We also find no abuse of discretion in Supreme Court's admission of certain evidence of defendant's uncharged crimes and prior bad acts (see People v Rojas, 97 NY2d 32, 37-38 [2001]; People v Adams, 39 AD3d 1081, 1082 [2007], lv denied 9 NY3d 872 [2007]). After determining that the identity exception to the Molineux rule was applicable (see People v Alvino, 71 NY2d 233, 242 [1987]; People v Molineux, 168 NY 264, 293 [1901]; People v Fuller, 50 AD3d 1171, 1176 [2008], lv denied 11 NY3d 788 [2008]), Supreme Court properly conducted a hearing and weighed the probative value of defendant's prior convictions and bad acts against their prejudicial effect (see People v Rojas, 97 NY2d at 37-38; People v Adams, 39 AD3d at 1082). Notably, Supreme Court also gave appropriate limiting instructions to the jury regarding this evidence.

Defendant's contentions with regard to the admissibility of testimony concerning certain handwriting exemplars and with regard to the sentence imposed are rendered academic by the foregoing decision. To the extent not specifically addressed herein, we have reviewed defendant's remaining contentions and find them to be without merit.

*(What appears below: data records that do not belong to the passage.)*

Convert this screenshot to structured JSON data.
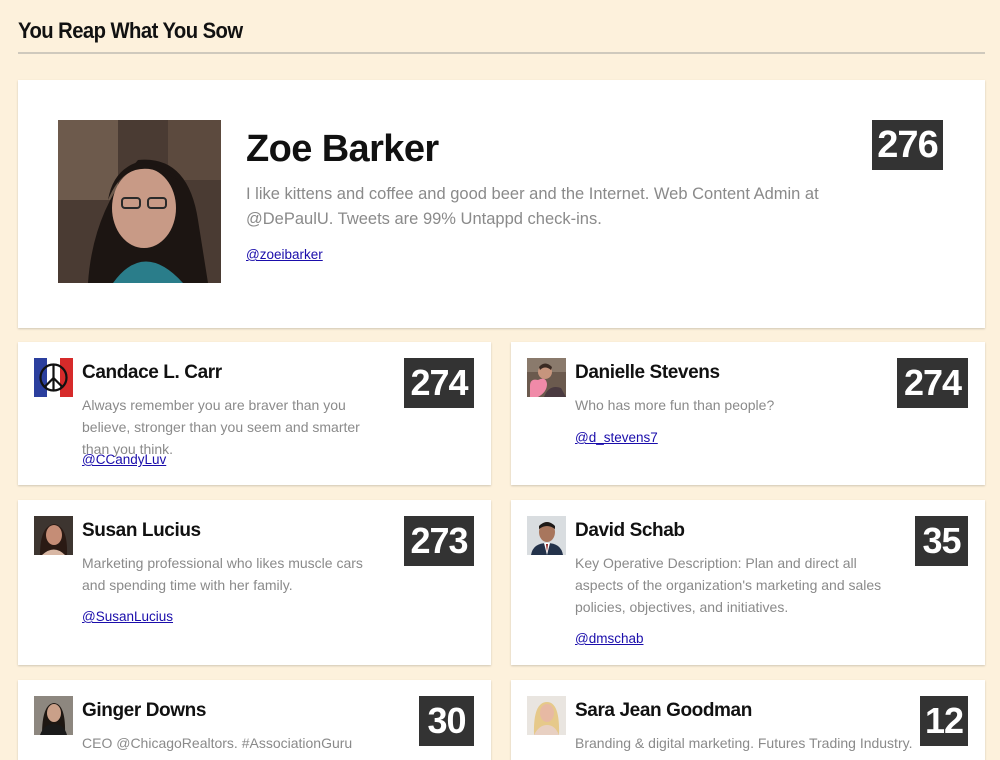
{
  "header": {
    "title": "You Reap What You Sow"
  },
  "featured": {
    "name": "Zoe Barker",
    "bio": "I like kittens and coffee and good beer and the Internet. Web Content Admin at @DePaulU. Tweets are 99% Untappd check-ins.",
    "handle": "@zoeibarker",
    "score": "276",
    "avatar": "profile-photo"
  },
  "cards": [
    {
      "name": "Candace L. Carr",
      "bio": "Always remember you are braver than you believe, stronger than you seem and smarter than you think.",
      "handle": "@CCandyLuv",
      "score": "274",
      "avatar": "peace-sign-flag"
    },
    {
      "name": "Danielle Stevens",
      "bio": "Who has more fun than people?",
      "handle": "@d_stevens7",
      "score": "274",
      "avatar": "heart-profile"
    },
    {
      "name": "Susan Lucius",
      "bio": "Marketing professional who likes muscle cars and spending time with her family.",
      "handle": "@SusanLucius",
      "score": "273",
      "avatar": "profile-photo"
    },
    {
      "name": "David Schab",
      "bio": "Key Operative Description: Plan and direct all aspects of the organization's marketing and sales policies, objectives, and initiatives.",
      "handle": "@dmschab",
      "score": "35",
      "avatar": "profile-photo"
    },
    {
      "name": "Ginger Downs",
      "bio": "CEO @ChicagoRealtors. #AssociationGuru #OldLadyWisdom #RealEstateJunkie Making homelessness",
      "handle": "",
      "score": "30",
      "avatar": "profile-photo"
    },
    {
      "name": "Sara Jean Goodman",
      "bio": "Branding & digital marketing. Futures Trading Industry. Impromptu, real, honest... things that enlighten me. Director of",
      "handle": "",
      "score": "12",
      "avatar": "profile-photo"
    }
  ]
}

Cardona, P.J., Peters, Kavanagh and McCarthy, JJ., concur. Ordered that the judgment is modified, on the law, by reversing defendant's convictions of criminal possession of a forged instrument in the second degree under the first 10 counts of the indictment; said counts dismissed and the sentences imposed thereon vacated; and, [*4]as so modified, affirmed.

Footnotes


Footnote 1: The card provides cardholders with, among other things, check cashing privileges. According to company representatives, only one card is issued per customer and the cards are tracked according to the applicant's driver's license identification number.

Footnote 2: By operation of law, this sentence was reduced to an aggregate sentence of 10 to 20 years (see Penal Law § 70.30 [1] [b], [e] [i]).

Footnote 3: None of the individual checks exceeded $3,000 (see Penal Law § 155.35).